BEIJING, Oct 23, 2020, Hankyoreh. China is up in arms over the US government’s approval of arms sales to Taiwan. Military tensions along the Taiwan Strait have been mounting, Hankyoreh reported.
In a regular briefing on the afternoon of Oct. 22, Chinese Foreign Ministry Spokesperson Zhao Lijian said the US “seriously violates the one-China principle [. . .] by selling arms to the Taiwan region.”
“It seriously interferes in China’s internal affairs, seriously harms China’s sovereignty and security interests,” he added.
“China urges the US side to fully recognize the very damaging nature of arms sales to Taiwan,” he continued, stressing that the US should “cancel its arms sales plans to avoid further harming China-US relations and cross-strait peace and stability.”
According to Reuters and other sources, the US State Department announced to Congress on Oct. 21 that it had approved the exportation of three weapon systems worth US$1.8 billion to Taiwan, including state-of-the-art missiles. The weapons approved by the State Department included 11 High Mobility Artillery Rocket Systems (HIMARS) developed by Lockheed Martin (US$436.1 million) and three external sensor pods for fighter aircraft developed by Collins Aerospace (US$367.2 million). Also included were 135 SLAM-ER long-range air-to-surface missiles by Boeing (US$1.08 billion).
Reuters explained that “the formal notification gives Congress 30 days to object to any sales.”
“Further congressional notifications are expected to follow Wednesday’s including drones made by General Atomics and land-based Harpoon anti-ship missiles, made by Boeing, to serve as coastal defense cruise missiles,” the report said.
The Donald Trump administration has continued to pursue arms exports to Taiwan amid the US’ escalating tensions with China. In the work of export approvals last year for Abrams tanks and F-16 fighter aircraft, it has granted additional approvals this year for US weapon sales valued at US$180 million, including 18 MK-48 anti-submarine torpedoes in May, which coincided with the inauguration of President Tsai Ing-wen in her second term.
In an Oct. 16 speech at the Aspen Security Forum, White House National Security Advisor Robert O’Brien predicted that China would have the capability to invade Taiwan within 10 to 15 years and stressed the need for Taiwan to reinforce its military in anticipation of that.

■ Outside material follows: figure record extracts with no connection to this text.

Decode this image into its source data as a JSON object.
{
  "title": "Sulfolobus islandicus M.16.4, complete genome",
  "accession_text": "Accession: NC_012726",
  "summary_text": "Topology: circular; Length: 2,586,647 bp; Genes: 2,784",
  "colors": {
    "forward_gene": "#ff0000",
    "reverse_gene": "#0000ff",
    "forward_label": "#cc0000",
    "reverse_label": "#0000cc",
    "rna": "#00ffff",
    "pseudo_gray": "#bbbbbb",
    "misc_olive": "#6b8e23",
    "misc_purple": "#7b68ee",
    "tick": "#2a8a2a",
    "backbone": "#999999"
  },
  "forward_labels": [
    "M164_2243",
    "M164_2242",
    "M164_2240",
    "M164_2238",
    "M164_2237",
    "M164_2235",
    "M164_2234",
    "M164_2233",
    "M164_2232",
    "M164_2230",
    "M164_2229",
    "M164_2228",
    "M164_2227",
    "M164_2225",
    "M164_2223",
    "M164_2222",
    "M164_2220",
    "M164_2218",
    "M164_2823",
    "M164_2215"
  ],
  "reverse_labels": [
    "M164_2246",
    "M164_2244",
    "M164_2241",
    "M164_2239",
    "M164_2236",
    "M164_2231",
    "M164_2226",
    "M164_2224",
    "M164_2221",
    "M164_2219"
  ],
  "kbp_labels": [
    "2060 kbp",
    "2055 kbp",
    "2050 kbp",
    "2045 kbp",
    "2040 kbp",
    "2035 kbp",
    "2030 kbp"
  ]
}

In a meeting with reporters the same day, Taiwanese Minister of National Defense Yen Teh-fa was quoted by the Liberty Times and other Taiwanese news outlets as saying that Taiwan “has no intention of entering an arms race with China, but needs to acquire a powerful deterrent in the interest of defense.” He went on to say that the arms sales approval “shows how much the US values the Indo-Pacific region and the security of the Taiwan Strait.”
“Taiwan will continue strengthening its security relationship with the US,” Yen added.